The pdf for the lifetime X, in years, of a Superstuff disk drive is given as follows:
$f(x) = \begin{cases} 2/x^2 & \text{for } x\geq2\text{ } \\ 0 & \text{elsewhere} \end{cases}$.
(i) Determine the cdf, $F(x)$ for all $x$ values.
My attempt:
$F(x_0)$ $=$ $ \int_{-\infty}^{2} 0dx +2 \int_{2}^{x_0} x^{-2} dx$
$=$ $1-(2/x_0)$
Answer:
$F(x)$ $=$ $0$ for $x<2$
$F(x)$ $=$ $(-2/x) + 1$ for $x\geq 2$
(ii) Find the probability $P(3\leq X \leq 4)$
$P(3<x<4)=$ $\int_{3}^{4}f(x) dx=2\int_{3}^{4}x^{-2}dx$
Answer:
$1/6$
(iii) Determine $x_1$ such that $P(X<x_1)=2/3$ (Here $x_1$ is the $66.7$th percentile)

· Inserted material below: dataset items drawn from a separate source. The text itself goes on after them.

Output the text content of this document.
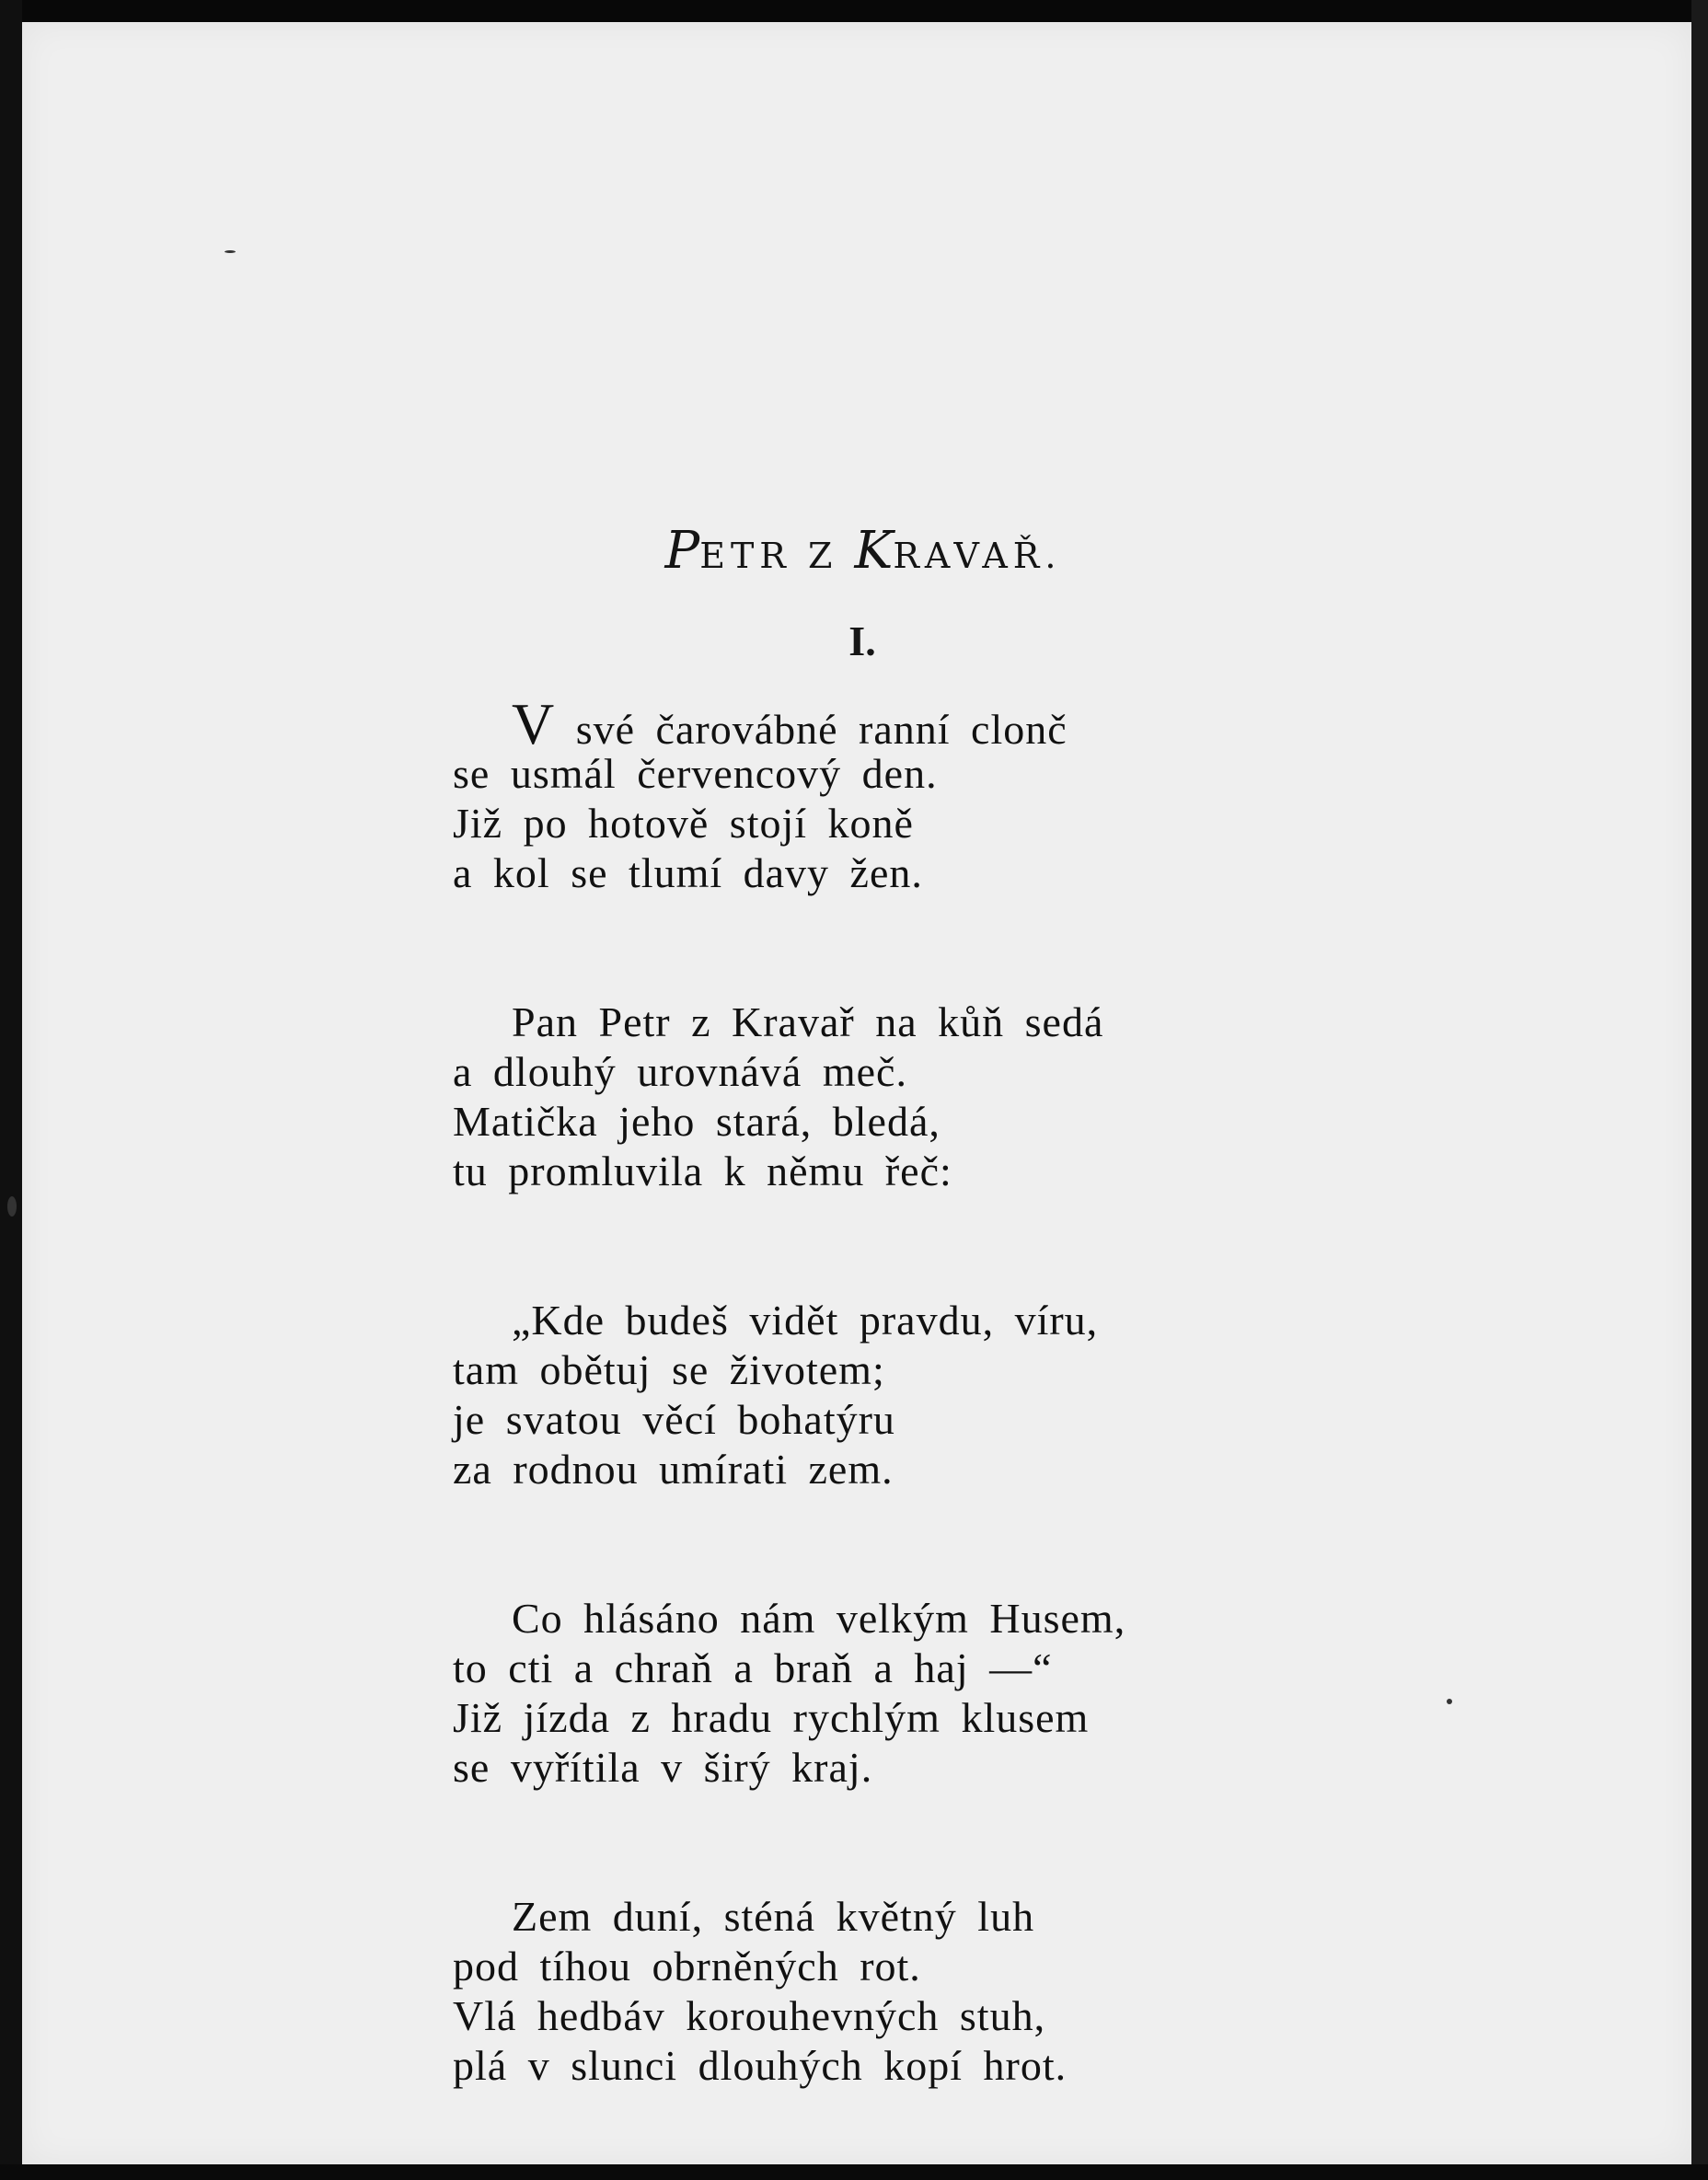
PETR Z KRAVAŘ.
I.
V své čarovábné ranní clonč
se usmál červencový den.
Již po hotově stojí koně
a kol se tlumí davy žen.
Pan Petr z Kravař na kůň sedá
a dlouhý urovnává meč.
Matička jeho stará, bledá,
tu promluvila k němu řeč:
„Kde budeš vidět pravdu, víru,
tam obětuj se životem;
je svatou věcí bohatýru
za rodnou umírati zem.
Co hlásáno nám velkým Husem,
to cti a chraň a braň a haj —“
Již jízda z hradu rychlým klusem
se vyřítila v širý kraj.
Zem duní, sténá květný luh
pod tíhou obrněných rot.
Vlá hedbáv korouhevných stuh,
plá v slunci dlouhých kopí hrot.
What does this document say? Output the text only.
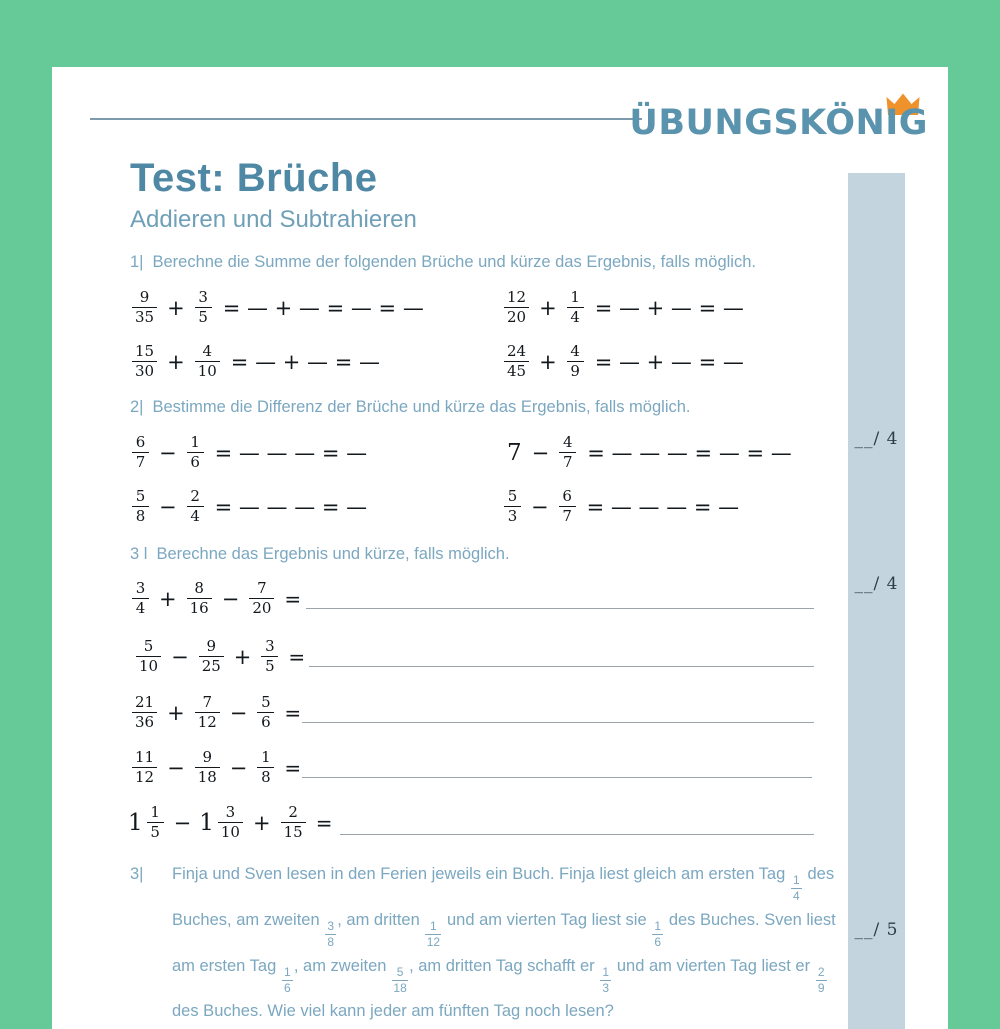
ÜBUNGSKÖNIG
Test: Brüche
Addieren und Subtrahieren
__/ 4
__/ 4
__/ 5
1| Berechne die Summe der folgenden Brüche und kürze das Ergebnis, falls möglich.
$\frac{9}{35} + \frac{3}{5}$ = — + — = — = —	$\frac{12}{20} + \frac{1}{4}$ = — + — = —
$\frac{15}{30} + \frac{4}{10}$ = — + — = —	$\frac{24}{45} + \frac{4}{9}$ = — + — = —
2| Bestimme die Differenz der Brüche und kürze das Ergebnis, falls möglich.
$\frac{6}{7} - \frac{1}{6}$ = — — — = —	$7 - \frac{4}{7}$ = — — — = — = —
$\frac{5}{8} - \frac{2}{4}$ = — — — = —	$\frac{5}{3} - \frac{6}{7}$ = — — — = —
3 l Berechne das Ergebnis und kürze, falls möglich.
$\frac{3}{4} + \frac{8}{16} - \frac{7}{20}$ =
$\frac{5}{10} - \frac{9}{25} + \frac{3}{5}$ =
$\frac{21}{36} + \frac{7}{12} - \frac{5}{6}$ =
$\frac{11}{12} - \frac{9}{18} - \frac{1}{8}$ =
$1 \frac{1}{5} - 1 \frac{3}{10} + \frac{2}{15}$ =
3|	Finja und Sven lesen in den Ferien jeweils ein Buch. Finja liest gleich am ersten Tag
$\frac{1}{4}$
des Buches, am zweiten
$\frac{3}{8}$
, am dritten
$\frac{1}{12}$
und am vierten Tag liest sie
$\frac{1}{6}$
des Buches. Sven liest am ersten Tag
$\frac{1}{6}$
, am zweiten
$\frac{5}{18}$
, am dritten Tag schafft er
$\frac{1}{3}$
und am vierten Tag liest er
$\frac{2}{9}$
des Buches. Wie viel kann jeder am fünften Tag noch lesen?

I am not sure about this one. Can someone please show me how to do this with the working?
(iv) Out of a set of $10$ randomly selected Superstuff disk drives, what is the probability that at least $4$ will last longer than $5$ years?
$P(X\geq 5$ $=$ $\int_{5}^{\infty} 2/x^{2}dx$
$=$ $2/5$
$P(X\geq 4)= 1-P(X<4)=$
$=$ $1-$${10\choose 3}(2/5)^3(3/5)^7 + {10\choose 2}(2/5)^2(3/5)^8 + {10 \choose 1}(2/5)^1(3/5)^9 + {10 \choose 0}(2/5)^0(3/5)^{10}\;$
Answer:
$=$ $.6178$
Is this correct? If so, is there another way of doing this problem? I am not sure about (iii). Can someone please help me with this and the working as well?